By blending these two companies, Arcadia will be able to offer a better suite of products around “the unified vision of using data to transform the way we deliver care,” he added.

He also said that the merger will help Arcadia differentiate itself from competitors like Datavant, Innovaccer and Health Catalyst.

“Analytics is typically where [Arcadia] is the strongest. Our analytics models are some of the best in the market, and CareJourney further enhances that. So we’re looking to build them more and more to strengthen that differentiation for customers,” Meucci remarked.
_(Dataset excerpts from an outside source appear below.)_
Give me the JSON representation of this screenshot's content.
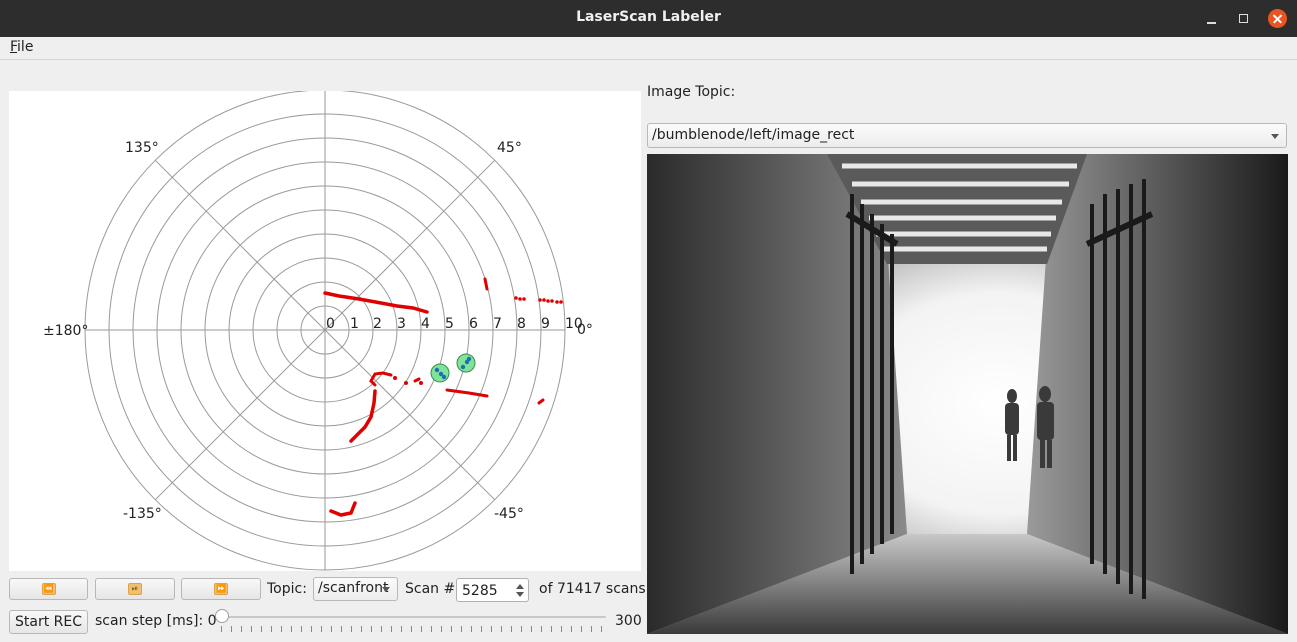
{
  "window": {
    "title": "LaserScan Labeler"
  },
  "menu": {
    "file_prefix": "F",
    "file_rest": "ile"
  },
  "polar_plot": {
    "angle_labels": [
      "45°",
      "135°",
      "±180°",
      "-135°",
      "-45°",
      "0°"
    ],
    "radial_labels": [
      "0",
      "1",
      "2",
      "3",
      "4",
      "5",
      "6",
      "7",
      "8",
      "9",
      "10"
    ],
    "scan_color": "#e00000",
    "track_color": "#7fe39a",
    "tracked_targets": 2
  },
  "controls": {
    "rewind_icon": "fast-rewind-icon",
    "play_pause_icon": "play-pause-icon",
    "fast_forward_icon": "fast-forward-icon",
    "topic_label": "Topic:",
    "topic_value": "/scanfront",
    "scan_label": "Scan #",
    "scan_value": "5285",
    "scan_total": "of 71417 scans",
    "rec_button": "Start REC",
    "step_label": "scan step [ms]: 0",
    "step_max": "300",
    "step_value": 0
  },
  "image_panel": {
    "label": "Image Topic:",
    "topic": "/bumblenode/left/image_rect"
  },
  "colors": {
    "close_button": "#e95420",
    "titlebar": "#2d2d2d"
  }
}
As a result of the acquisition, Arcadia now owns all of CareJourney’s products and customers, and the products have been renamed “CareJourney by Arcadia,” he explained. In the future, he said it is likely the two entities will combine their products, integrating together under one brand.

Currently, the two entities share about a dozen overlapping customers, including Providence and Rush University System for Health, Meucci added.

The deal also resulted in some leadership changes, with the most notable being that Aneesh Chopra — president and co-founder of CareJourney, who also served federal government’s first-ever chief technology officer — is now Arcadia’s chief strategy officer.